The Closest Thing to Role-Based Experience
The answer lies in hands-on learning and skill validation. It’s the closest you can get to proving your skill without doing the job. Hence, some employers are turning to this learning to upskill for future role needs. For example, a U.S.-based healthcare provider needed nursing assistants but couldn’t find suitable candidates through job postings. It partnered with a local technical college on an end-to-end clinical training program that upskilled 200 new nursing assistants with the right skills and qualifications.
Employers are picking up the gauntlet—Deloitte has its leadership shadowing program, Unilever has its Future Leaders program, and Amazon has its Technical Academy. These are steps in the right direction. Yet, these programs aren’t easily scalable; they take a lot of effort and investment to set up and, therefore, tend to be limited in scope to specific groups (like high potentials) or roles (leadership, AI, and data science).
Virtual labs and challenges offer a more scalable and inclusive method for the roles and skills that cannot be taught via stretch assignments and shadowing or for immediate skill needs that appear unexpectedly (like ChatGPT-related prompt engineering skills). With a virtual skills challenge, candidates can practice and apply their knowledge and skills in a safe environment and be tested to ensure they can complete specific tasks. This is as varied as stopping a DDoS attack, troubleshooting a customer service ticket, or completing a sales call. This kind of hands-on experience gives the validation needed for confident hiring, and it can scale to anyone, anywhere in the world.

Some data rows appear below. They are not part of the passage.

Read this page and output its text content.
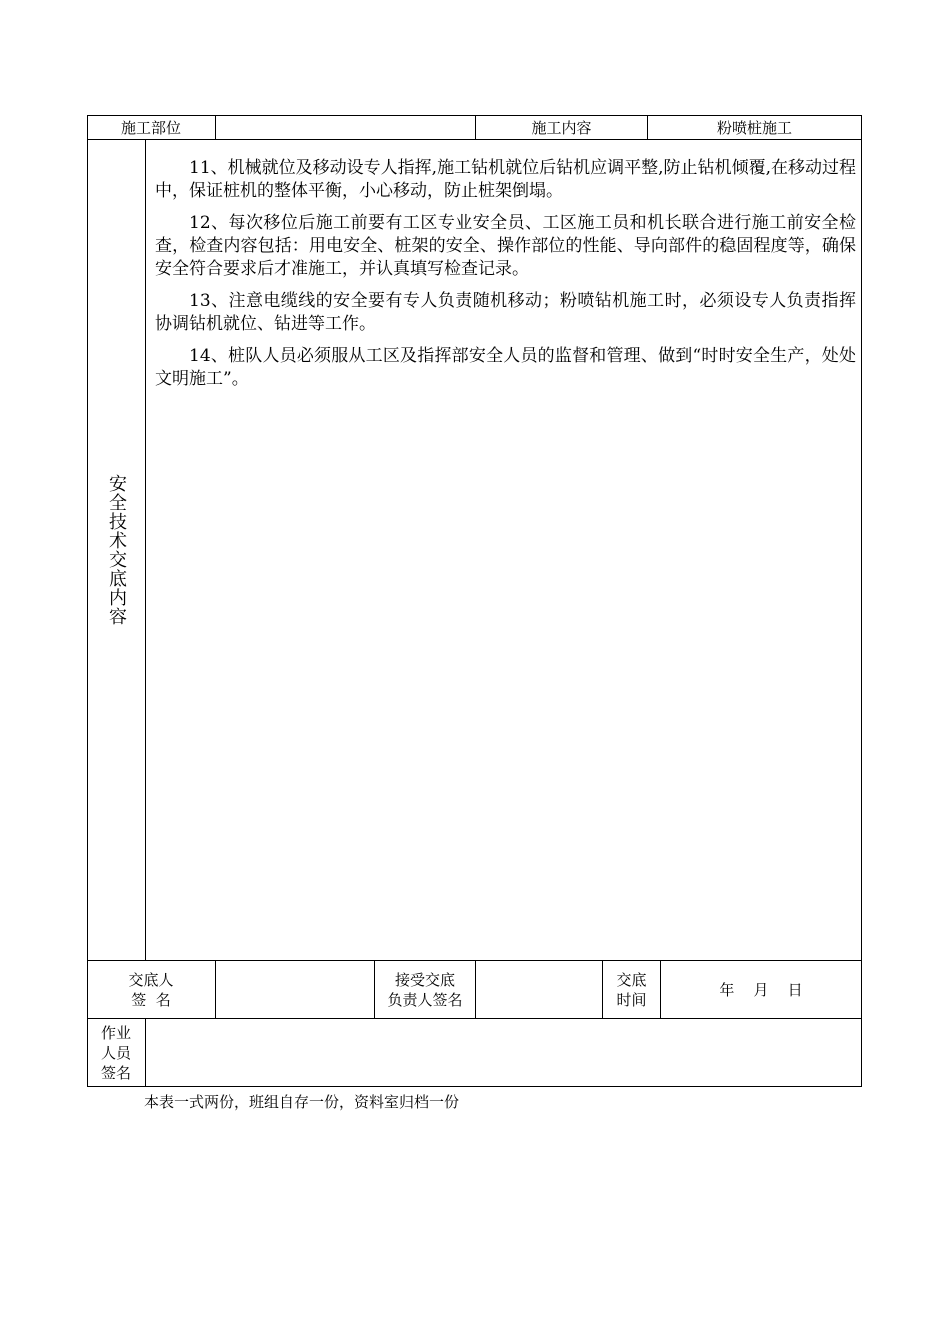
施工部位	施工内容	粉喷桩施工
安全技术交底内容

11、机械就位及移动设专人指挥,施工钻机就位后钻机应调平整,防止钻机倾覆,在移动过程中，保证桩机的整体平衡，小心移动，防止桩架倒塌。

12、每次移位后施工前要有工区专业安全员、工区施工员和机长联合进行施工前安全检查，检查内容包括：用电安全、桩架的安全、操作部位的性能、导向部件的稳固程度等，确保安全符合要求后才准施工，并认真填写检查记录。

13、注意电缆线的安全要有专人负责随机移动；粉喷钻机施工时，必须设专人负责指挥协调钻机就位、钻进等工作。

14、桩队人员必须服从工区及指挥部安全人员的监督和管理、做到“时时安全生产，处处文明施工”。

交底人
签  名
接受交底
负责人签名
交底
时间
年    月    日
作业
人员
签名
本表一式两份，班组自存一份，资料室归档一份
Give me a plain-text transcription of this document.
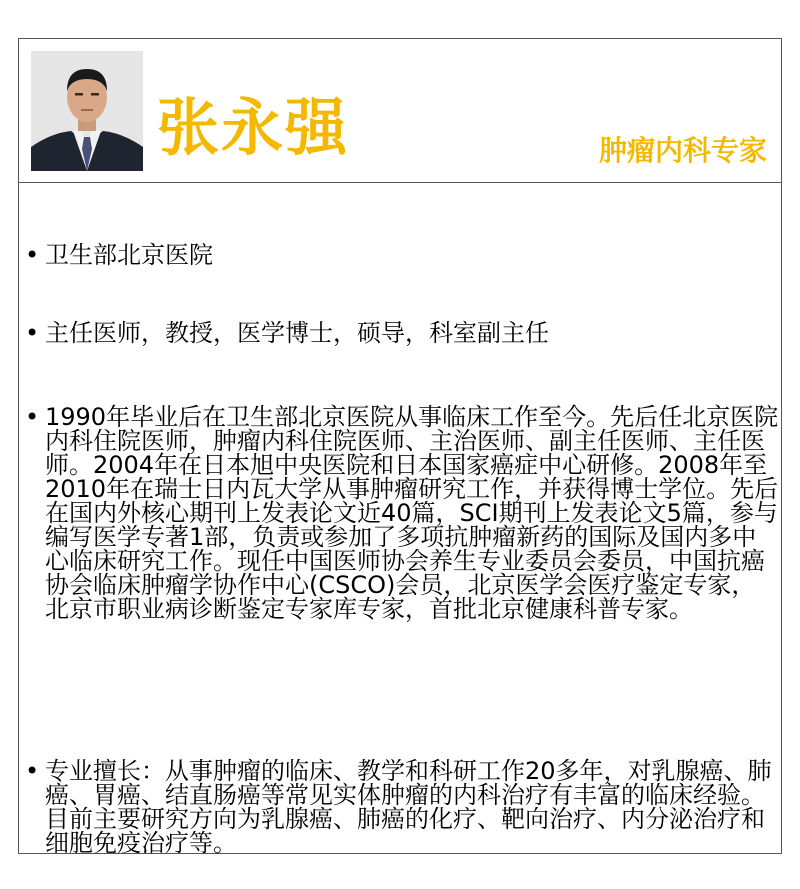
张永强	肿瘤内科专家
• 卫生部北京医院

• 主任医师，教授，医学博士，硕导，科室副主任

• 1990年毕业后在卫生部北京医院从事临床工作至今。先后任北京医院内科住院医师，肿瘤内科住院医师、主治医师、副主任医师、主任医师。2004年在日本旭中央医院和日本国家癌症中心研修。2008年至2010年在瑞士日内瓦大学从事肿瘤研究工作，并获得博士学位。先后在国内外核心期刊上发表论文近40篇，SCI期刊上发表论文5篇，参与编写医学专著1部，负责或参加了多项抗肿瘤新药的国际及国内多中心临床研究工作。现任中国医师协会养生专业委员会委员，中国抗癌协会临床肿瘤学协作中心(CSCO)会员，北京医学会医疗鉴定专家，北京市职业病诊断鉴定专家库专家，首批北京健康科普专家。

• 专业擅长：从事肿瘤的临床、教学和科研工作20多年，对乳腺癌、肺癌、胃癌、结直肠癌等常见实体肿瘤的内科治疗有丰富的临床经验。目前主要研究方向为乳腺癌、肺癌的化疗、靶向治疗、内分泌治疗和细胞免疫治疗等。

It isn’t just hiring manager confidence that gets a boost. With nearly a third of workers lacking confidence in their ability to move into different roles and sectors, offering validation through challenges and simulations can show them that they are ready for a new position.
Time to Shift Our Perceptions
As we face more headlines about skills shortages and unrealized revenue, it’s time to shift perceptions away from simply hiring like-for-like in a role. Instead, broaden your horizons using hands-on learning to build the experience you need in your next hire.